The Weinbergs bought the property, part of a subdivision, from the developer, who initially planned to keep the farm for himself. The developer seemed impressive -- he wore fancy suits and drove a Cadillac -- but he was deeply in debt and needed to make a deal, Mr. Weinberg says. But Mr. Weinberg didn't know any of that -- and he didn't dig into the deed records that might have revealed it. (Mortgages usually are attached to deeds.)
After the deal was done, the seller pulled Mr. Weinberg aside. "You paid me too much for the house," he told him. "I was up to here in debt. I needed the money."
"Why didn't you tell me this 10 minutes ago?" Mr. Weinberg recalls asking.
"That's business," the man replied.
In the end, Mr. Weinberg made money on the deal -- he sold the house for $590,000 in 1997, records show. But he knows he could have had the house for less, and he says he resolved never again to be out-researched on a real-estate purchase. He credits that lesson with helping him in later deals, from his current land, which he bought in a complex transaction involving a land swap with the seller, to a house he's considering buying in Tuscany, Italy, for which he has studied up on wild boar, a local nuisance. (They can burrow, he has learned, but they can't jump.)

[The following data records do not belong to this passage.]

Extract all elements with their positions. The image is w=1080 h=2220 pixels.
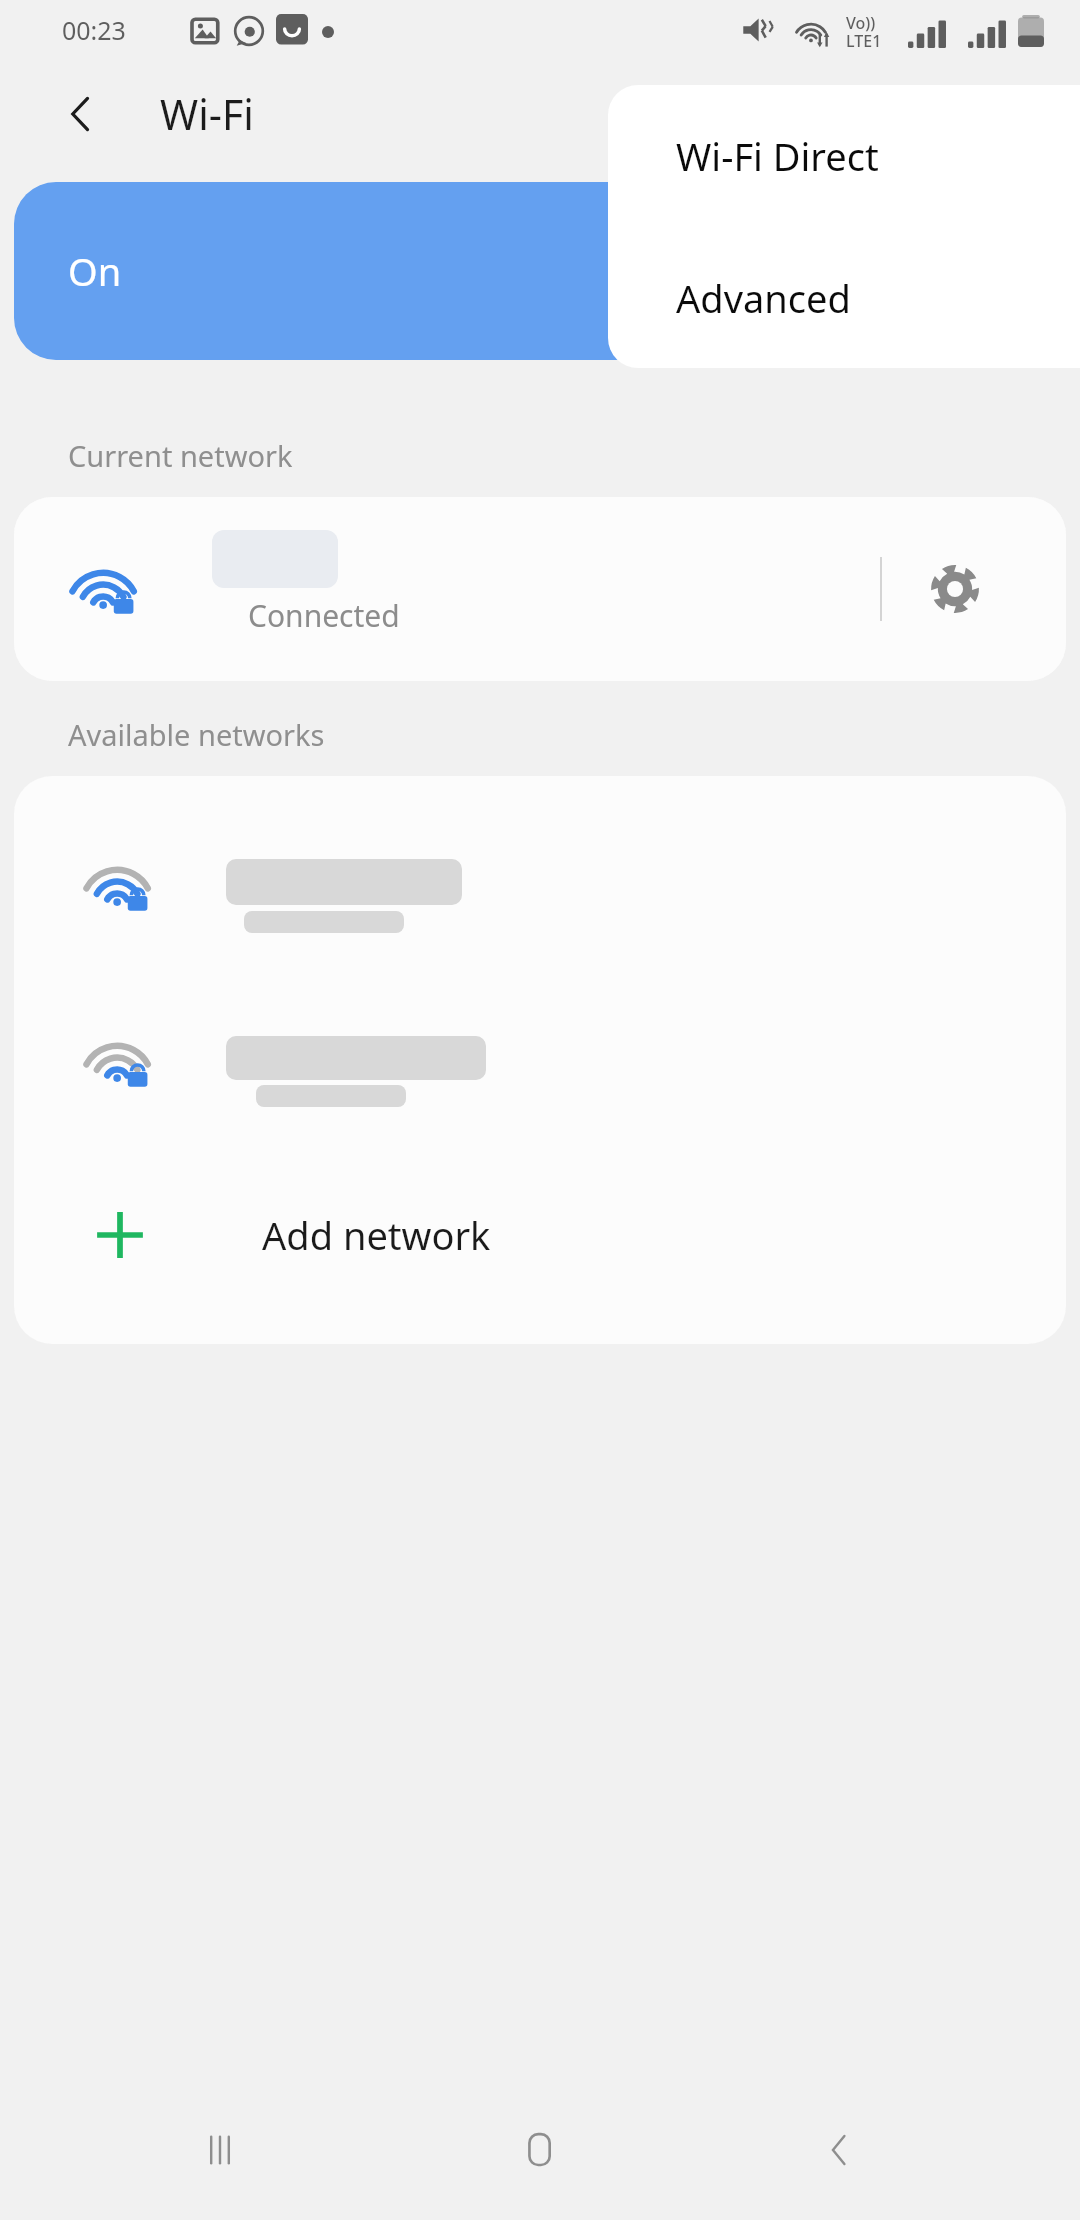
staticText: On (68, 245, 122, 297)
staticText: Connected (248, 595, 400, 636)
button[interactable]: Advanced (608, 227, 1080, 368)
button[interactable]: On (14, 182, 1066, 360)
button[interactable]: Recents (180, 2110, 260, 2190)
staticText: Advanced (676, 272, 851, 324)
staticText: Vo)) (846, 12, 876, 34)
staticText: Current network (68, 436, 293, 475)
button[interactable]: Connected (14, 497, 1066, 681)
button[interactable]: Wi-Fi Direct (608, 85, 1080, 227)
staticText: Available networks (68, 715, 325, 754)
staticText: Wi-Fi (160, 86, 254, 142)
button[interactable]: Network settings (900, 534, 1010, 644)
staticText: Add network (262, 1209, 491, 1261)
staticText: 00:23 (62, 13, 126, 47)
button[interactable] (14, 798, 1066, 974)
button[interactable]: Add network (14, 1150, 1066, 1320)
button[interactable]: Navigate up (46, 78, 118, 150)
button[interactable]: Back (800, 2110, 880, 2190)
button[interactable] (14, 974, 1066, 1150)
button[interactable]: Home (500, 2110, 580, 2190)
staticText: Wi-Fi Direct (676, 130, 879, 182)
staticText: LTE1 (846, 30, 882, 52)
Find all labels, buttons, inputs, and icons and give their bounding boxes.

"My whole thing has been research," he says. "All the answers can be found in city hall."
Mr. Weinberg has no plans to sell the New Jersey house, but he will be leaving it in 2009. "Late Night with Conan O'Brien," the NBC show whose band he leads, will be moving to Los Angeles, and Mr. Weinberg will move with it. Mr. Weinberg has already been on house-hunting missions in Los Angeles -- his broker there, Blair Chang, says they've looked at at least 100 homes so far.

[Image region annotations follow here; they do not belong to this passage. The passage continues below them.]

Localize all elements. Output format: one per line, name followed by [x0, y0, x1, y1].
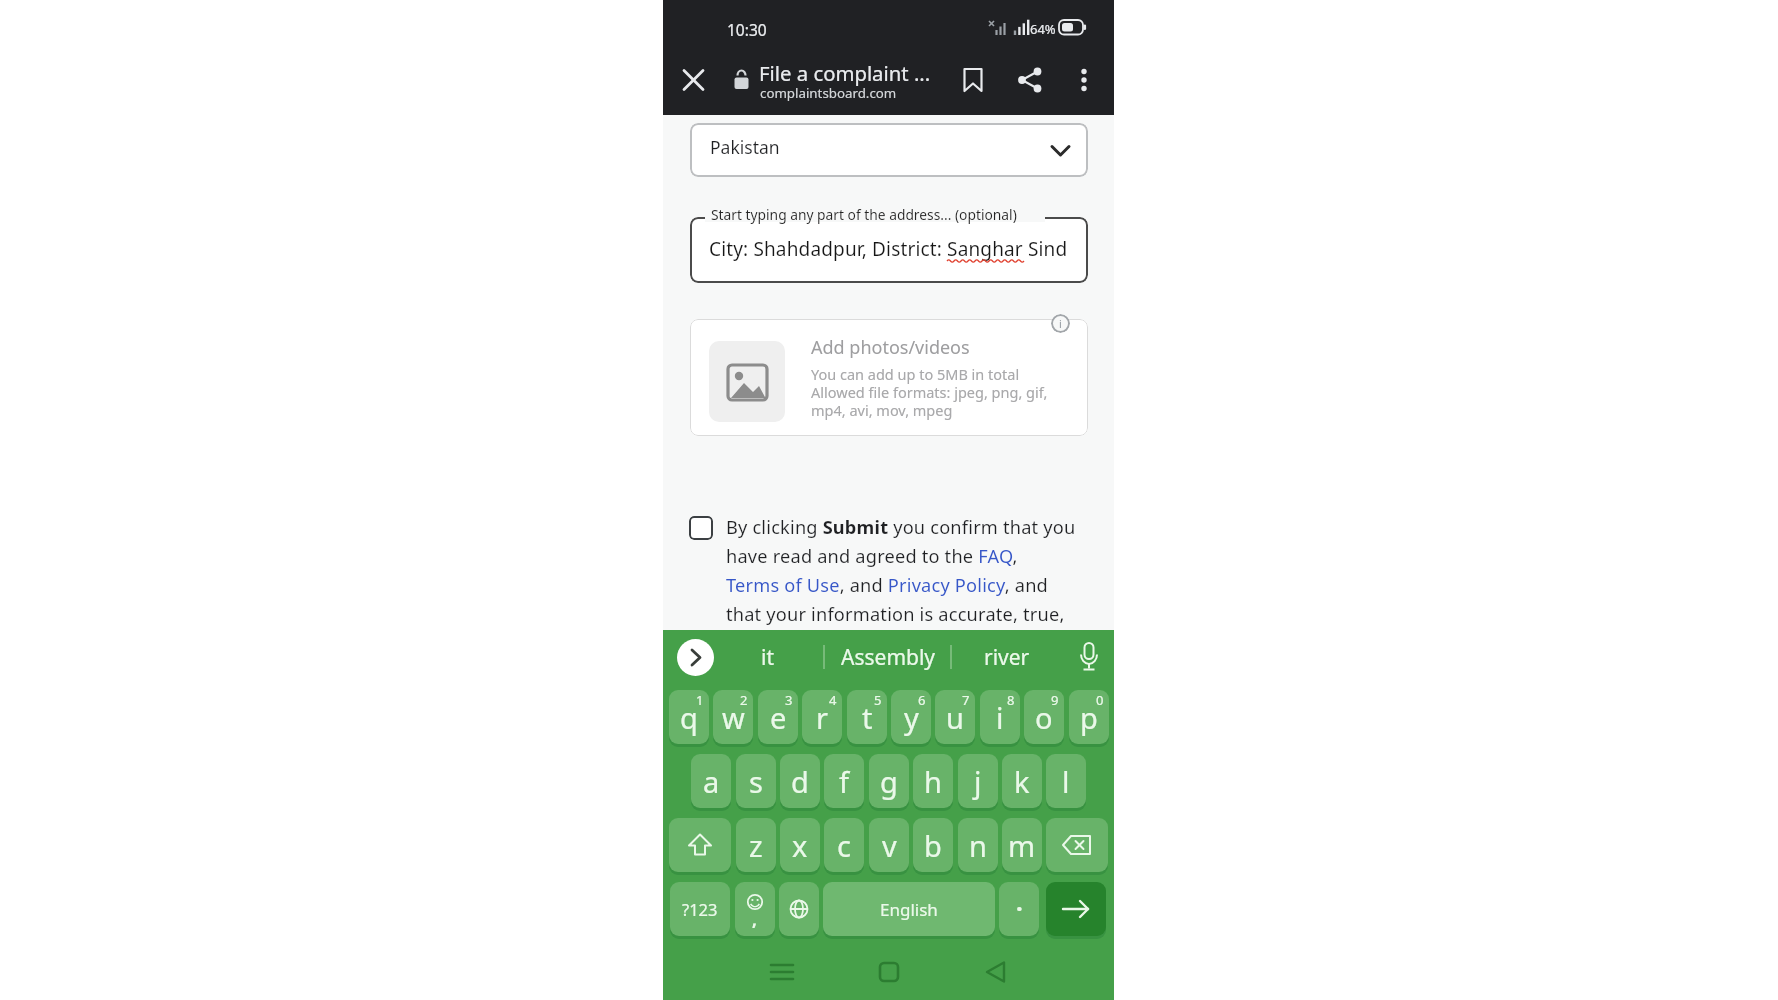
button[interactable]: e [758, 690, 798, 744]
staticText: a [703, 762, 720, 801]
button[interactable]: river [979, 638, 1035, 676]
staticText: w [722, 698, 745, 737]
staticText: river [984, 643, 1030, 672]
staticText: 6 [918, 691, 926, 709]
staticText: 3 [785, 691, 793, 709]
button[interactable] [1046, 818, 1108, 872]
button[interactable] [690, 217, 1088, 283]
button[interactable]: g [869, 754, 909, 808]
staticText: , [752, 908, 757, 931]
button[interactable] [1010, 60, 1050, 100]
staticText: t [862, 698, 873, 737]
button[interactable]: o [1024, 690, 1064, 744]
button[interactable]: f [824, 754, 864, 808]
staticText: z [749, 826, 763, 865]
staticText: o [1035, 698, 1053, 737]
staticText: 4 [829, 691, 837, 709]
button[interactable]: b [913, 818, 953, 872]
staticText: x [792, 826, 808, 865]
staticText: City: Shahdadpur, District: Sanghar Sind [709, 236, 1068, 262]
button[interactable] [1066, 60, 1102, 100]
staticText: it [761, 643, 774, 672]
button[interactable]: Terms of Use, and Privacy Policy, and [726, 573, 1048, 598]
staticText: 7 [962, 691, 970, 709]
button[interactable]: r [802, 690, 842, 744]
staticText: n [969, 826, 987, 865]
staticText: English [880, 898, 938, 921]
staticText: s [749, 762, 763, 801]
button[interactable] [779, 882, 819, 936]
button[interactable] [669, 818, 731, 872]
button[interactable]: h [913, 754, 953, 808]
staticText: f [839, 762, 849, 801]
button[interactable]: d [780, 754, 820, 808]
staticText: ?123 [682, 898, 718, 920]
button[interactable]: w [713, 690, 753, 744]
staticText: g [880, 762, 898, 801]
staticText: 9 [1051, 691, 1059, 709]
button[interactable]: it [739, 638, 795, 676]
button[interactable] [674, 60, 714, 100]
staticText: Start typing any part of the address... … [711, 205, 1017, 224]
button[interactable] [869, 952, 909, 992]
staticText: Pakistan [710, 135, 780, 159]
staticText: 64% [1030, 20, 1056, 38]
button[interactable]: ?123 [670, 882, 730, 936]
button[interactable]: English [823, 882, 995, 936]
button[interactable]: k [1002, 754, 1042, 808]
button[interactable] [953, 60, 993, 100]
button[interactable]: p [1069, 690, 1109, 744]
button[interactable]: that your information is accurate, true, [726, 602, 1065, 627]
button[interactable]: . [999, 882, 1039, 936]
staticText: You can add up to 5MB in total [811, 364, 1020, 384]
button[interactable]: n [958, 818, 998, 872]
button[interactable]: i [1051, 314, 1070, 333]
staticText: 2 [740, 691, 748, 709]
button[interactable]: m [1002, 818, 1042, 872]
button[interactable]: Assembly [841, 638, 935, 676]
staticText: r [816, 698, 828, 737]
button[interactable]: c [824, 818, 864, 872]
staticText: j [974, 762, 982, 801]
staticText: Assembly [841, 643, 935, 672]
button[interactable]: t [847, 690, 887, 744]
button[interactable]: x [780, 818, 820, 872]
staticText: 5 [874, 691, 882, 709]
button[interactable]: q [669, 690, 709, 744]
button[interactable]: l [1046, 754, 1086, 808]
button[interactable]: , [735, 882, 775, 936]
button[interactable]: j [958, 754, 998, 808]
staticText: File a complaint ... [759, 59, 931, 87]
button[interactable]: u [935, 690, 975, 744]
staticText: 0 [1096, 691, 1104, 709]
button[interactable] [677, 639, 714, 676]
button[interactable]: s [736, 754, 776, 808]
staticText: 10:30 [727, 19, 767, 40]
staticText: Add photos/videos [811, 335, 970, 360]
button[interactable]: v [869, 818, 909, 872]
staticText: d [791, 762, 809, 801]
button[interactable]: By clicking Submit you confirm that you [726, 515, 1076, 540]
button[interactable] [762, 952, 802, 992]
button[interactable]: a [691, 754, 731, 808]
button[interactable]: y [891, 690, 931, 744]
staticText: b [924, 826, 942, 865]
button[interactable]: have read and agreed to the FAQ, [726, 544, 1018, 569]
staticText: complaintsboard.com [760, 84, 897, 102]
staticText: k [1014, 762, 1030, 801]
button[interactable]: z [736, 818, 776, 872]
button[interactable] [690, 319, 1088, 436]
button[interactable] [689, 516, 713, 540]
staticText: c [837, 826, 851, 865]
button[interactable] [1046, 882, 1106, 936]
button[interactable] [690, 123, 1088, 177]
staticText: i [996, 698, 1004, 737]
button[interactable] [976, 952, 1016, 992]
staticText: m [1008, 826, 1036, 865]
staticText: Allowed file formats: jpeg, png, gif, [811, 382, 1048, 402]
staticText: e [770, 698, 787, 737]
button[interactable]: i [980, 690, 1020, 744]
staticText: y [904, 698, 919, 737]
staticText: v [882, 826, 897, 865]
staticText: . [1016, 885, 1023, 918]
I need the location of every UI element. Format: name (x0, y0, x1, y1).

Mr. Weinberg's real dream, he says, is to construct a house based on an unbuilt Frank Lloyd Wright design. He has scouted for land in Los Angeles to do so, and though he says he is unlikely to find a site in time to build a house before his move, he holds out hope for the long term. It's a dream that Mr. Weinberg has had since he was a child, when he fell in love with Wright's work while touring the Wright-designed Guggenheim Museum in New York, and one that he has nurtured through years with Mr. Springsteen's band.
"When I was out on tour, I had a lot of time on my hands," Mr. Weinberg says. "And all I did was read books about architecture and how to build houses."